- Active: 1988–present
- Country: United Kingdom
- Branch: British Army
- Type: Light Infantry
- Role: Home Defence
- Size: Company from 2006
- Part of: 49th (Eastern) Infantry Brigade (Cold War), later 143rd (West Midlands) Brigade
- Battalion HQ: Wolverhampton

= 3rd (Volunteer) Battalion, Staffordshire Regiment =

Battalion in the Territorial Army of the United Kingdom

The 3rd (Volunteer) Battalion, Staffordshire Regiment (Prince of Wales's) (3 STAFFORDS) was a Territorial Army unit of the regular Staffordshire Regiment (Prince of Wales') which was formed in 1988, but disbanded in 1999. The battalion's successor continues to serve in the Mercian Regiment to this day.

== Formation ==
Between 1986 and 1989 the Territorial Army (TA) was in the midst of a reformation and "generalisation", where territorial regiments were being disbanded and their companies forming new battalions attached to regular regiments. These new battalions would be given roles in support of NATO. One of the regiments that was slated to be disbanded was the Mercian Volunteers which had been formed in 1975, following the disbandment and re-rolling of many of the cadre units following the 1966 Defence White Paper.
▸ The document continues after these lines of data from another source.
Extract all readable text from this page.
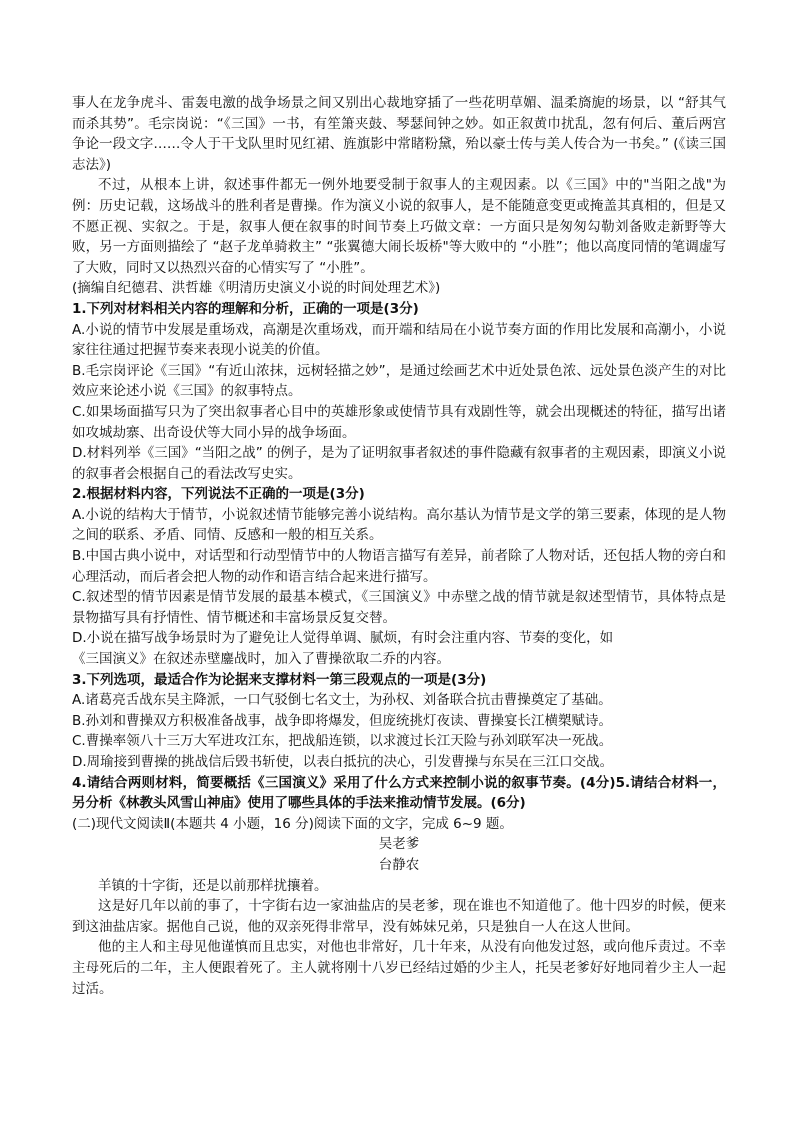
事人在龙争虎斗、雷轰电激的战争场景之间又别出心裁地穿插了一些花明草媚、温柔旖旎的场景，以 “舒其气而杀其势”。毛宗岗说：“《三国》一书，有笙箫夹鼓、琴瑟间钟之妙。如正叙黄巾扰乱，忽有何后、董后两宫争论一段文字……令人于干戈队里时见红裙、旌旗影中常睹粉黛，殆以豪士传与美人传合为一书矣。” (《读三国志法》)

不过，从根本上讲，叙述事件都无一例外地要受制于叙事人的主观因素。以《三国》中的"当阳之战"为例：历史记载，这场战斗的胜利者是曹操。作为演义小说的叙事人，是不能随意变更或掩盖其真相的，但是又不愿正视、实叙之。于是，叙事人便在叙事的时间节奏上巧做文章：一方面只是匆匆勾勒刘备败走新野等大败，另一方面则描绘了 “赵子龙单骑救主” “张翼德大闹长坂桥"等大败中的 “小胜”；他以高度同情的笔调虚写了大败，同时又以热烈兴奋的心情实写了 “小胜”。

(摘编自纪德君、洪哲雄《明清历史演义小说的时间处理艺术》)

1.下列对材料相关内容的理解和分析，正确的一项是(3分)

A.小说的情节中发展是重场戏，高潮是次重场戏，而开端和结局在小说节奏方面的作用比发展和高潮小，小说家往往通过把握节奏来表现小说美的价值。

B.毛宗岗评论《三国》“有近山浓抹，远树轻描之妙”，是通过绘画艺术中近处景色浓、远处景色淡产生的对比效应来论述小说《三国》的叙事特点。

C.如果场面描写只为了突出叙事者心目中的英雄形象或使情节具有戏剧性等，就会出现概述的特征，描写出诸如攻城劫寨、出奇设伏等大同小异的战争场面。

D.材料列举《三国》“当阳之战” 的例子，是为了证明叙事者叙述的事件隐藏有叙事者的主观因素，即演义小说的叙事者会根据自己的看法改写史实。

2.根据材料内容，下列说法不正确的一项是(3分)

A.小说的结构大于情节，小说叙述情节能够完善小说结构。高尔基认为情节是文学的第三要素，体现的是人物之间的联系、矛盾、同情、反感和一般的相互关系。

B.中国古典小说中，对话型和行动型情节中的人物语言描写有差异，前者除了人物对话，还包括人物的旁白和心理活动，而后者会把人物的动作和语言结合起来进行描写。

C.叙述型的情节因素是情节发展的最基本模式，《三国演义》中赤壁之战的情节就是叙述型情节，具体特点是景物描写具有抒情性、情节概述和丰富场景反复交替。

D.小说在描写战争场景时为了避免让人觉得单调、腻烦，有时会注重内容、节奏的变化，如

《三国演义》在叙述赤壁鏖战时，加入了曹操欲取二乔的内容。

3.下列选项，最适合作为论据来支撑材料一第三段观点的一项是(3分)

A.诸葛亮舌战东吴主降派，一口气驳倒七名文士，为孙权、刘备联合抗击曹操奠定了基础。

B.孙刘和曹操双方积极准备战事，战争即将爆发，但庞统挑灯夜读、曹操宴长江横槊赋诗。

C.曹操率领八十三万大军进攻江东，把战船连锁，以求渡过长江天险与孙刘联军决一死战。

D.周瑜接到曹操的挑战信后毁书斩使，以表白抵抗的决心，引发曹操与东吴在三江口交战。

4.请结合两则材料，简要概括《三国演义》采用了什么方式来控制小说的叙事节奏。(4分)5.请结合材料一，另分析《林教头风雪山神庙》使用了哪些具体的手法来推动情节发展。(6分)

(二)现代文阅读Ⅱ(本题共 4 小题，16 分)阅读下面的文字，完成 6~9 题。

吴老爹

台静农

羊镇的十字街，还是以前那样扰攘着。

这是好几年以前的事了，十字街右边一家油盐店的吴老爹，现在谁也不知道他了。他十四岁的时候，便来到这油盐店家。据他自己说，他的双亲死得非常早，没有姊妹兄弟，只是独自一人在这人世间。

他的主人和主母见他谨慎而且忠实，对他也非常好，几十年来，从没有向他发过怒，或向他斥责过。不幸主母死后的二年，主人便跟着死了。主人就将刚十八岁已经结过婚的少主人，托吴老爹好好地同着少主人一起过活。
On 5 April 1988 the 3rd (Volunteer) Battalion, The Staffordshire Regiment (Prince of Wales's) was formed as part of the 1981 Defence White Paper, which reduced the regular army slightly, while expanding the TA. As part of the changes, both battalions of Mercian Volunteers were dissolved and their companies paved the way for new TA battalions; 3rd Staffords, 4th WFR, and 3rd Cheshires.

The new battalion's organisation on formation was as follows:

- Battalion Headquarters, in Wolverhampton
- Headquarters Company, in Wolverhampton (new)
- A Company, in Tamworth (new)
- B Company, in Stoke-on-Trent (by redesignation of B Company of 2 MERCIAN)
- C Company, in Burton upon Trent (by redesignation of C Company, 1 MERCIAN)
- D Company, in Walsall (by redesignation of D Company, 2 MERCIAN)
- E (Home Service Force) Company, in Walsall and Tamworth

In 1992, as part of the Options for Change reform announced following the Dissolution of the Soviet Union, the battalion was reduced to a three company order of battle, thereby bringing it in-line with the Regular's infantry battalions. In addition to the above company changes, the Home Service Force was disbanded, and E Company soon followed suite. As a result of this, D Company in Walsall was disbanded.

== Disbandment ==
In 1998, the Territorial Army was again reduced, this time with an emphasis on the reduction of the infantry and expansion of the armoured (yeomanry) and royal artillery (air defence elements). As part of the review, new 'Territorial Regiments' were formed, all of which were one battalion in strength and had home defence roles. One of the new Territorial Regiments formed was the West Midlands Regiment, which became the successor to the Warwickshire, Shropshire, Herefordshire, West Midlands, and Staffordshire TA units.

== Further lineage ==
Therefore, on 1 July 1999 the battalion was disbanded, with B and C Companies being redesignated as D (Stafford) Company and C (Stafford) Company respectively, while HQ and A Company were disbanded.

Today these two companies continue to be part of the WMR's successor, the 4th Battalion, Mercian Regiment. In 2006, C Company merged with D (Worcestershire and Sherwood Foresters) Company to form a C company with the same prefix.

However, as part of the Army 2020 Refine, D Company was expanded and, while maintaining their prefix '(Stafford)'. D Company is current organised with is Company HQ and one platoon in Stoke-on-Trent, with a rifle platoon in Crewe and the machine-gun platoon in Burton upon Trent.

Since 2016, D Company has been retitled as D (Dragon) Company. In late 2020, roughly half of the company were mobilised on Operation Rescript, the British Armed Forces' response to the COVID-19 pandemic.